# Overturning torque on a car navigating a curve

The car shown above with mass M is turning to the left with an uniform angular speed W on a circular path with radius R. When the angular speed is increased to a critical value C, one of the normal forces vanishes. If W is increased beyond C, the car will roll over, explain why.

I did some calculations and found C = sqrt(gl/hR). However I ran into some troubles explaining why it will roll over. By the free body diagram shown below

When N1 =0, Fs1 =0 and taking moment about center of mass, the only forces are Fs2 and N2, however unless l is significantly smaller than h, by the free body diagram, the car will actually lean in since N2 > Fs2?

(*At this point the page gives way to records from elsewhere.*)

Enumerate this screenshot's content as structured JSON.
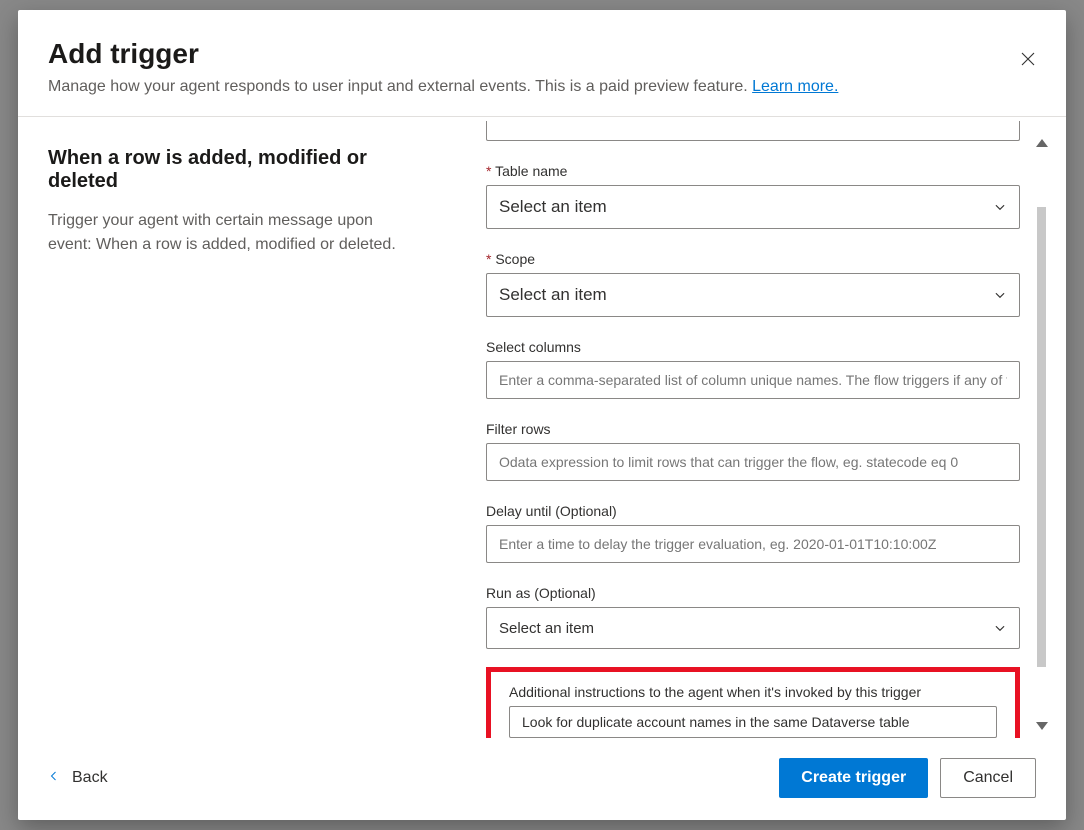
{
  "header": {
    "title": "Add trigger",
    "subtitle": "Manage how your agent responds to user input and external events. This is a paid preview feature. ",
    "learn_more": "Learn more."
  },
  "left": {
    "title": "When a row is added, modified or deleted",
    "description": "Trigger your agent with certain message upon event: When a row is added, modified or deleted."
  },
  "form": {
    "table_name": {
      "label": "Table name",
      "value": "Select an item"
    },
    "scope": {
      "label": "Scope",
      "value": "Select an item"
    },
    "select_columns": {
      "label": "Select columns",
      "placeholder": "Enter a comma-separated list of column unique names. The flow triggers if any of t"
    },
    "filter_rows": {
      "label": "Filter rows",
      "placeholder": "Odata expression to limit rows that can trigger the flow, eg. statecode eq 0"
    },
    "delay_until": {
      "label": "Delay until (Optional)",
      "placeholder": "Enter a time to delay the trigger evaluation, eg. 2020-01-01T10:10:00Z"
    },
    "run_as": {
      "label": "Run as (Optional)",
      "value": "Select an item"
    },
    "additional": {
      "label": "Additional instructions to the agent when it's invoked by this trigger",
      "value": "Look for duplicate account names in the same Dataverse table"
    }
  },
  "footer": {
    "back": "Back",
    "create": "Create trigger",
    "cancel": "Cancel"
  }
}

As you point out, once $$N_{1}=0$$ and $$F_{S1}=0$$ the only forces remaining which can produce a torque about the center of mass are $$N_{2}$$ and $$F_{S2}$$.
However, since we assume the car is still in uniform circular motion around the curve, $$F_{S2}$$ must adjust as needed in order to maintain the uniform circular motion condition: $$\frac{m v^{2}}{R}$$. I believe this is exactly balancing the torque by $$N_{2}$$ at the critical velocity, so any further increase in speed will produce a larger torque than that produced by $$N_{2}$$ and cause a roll towards the outside of the curve.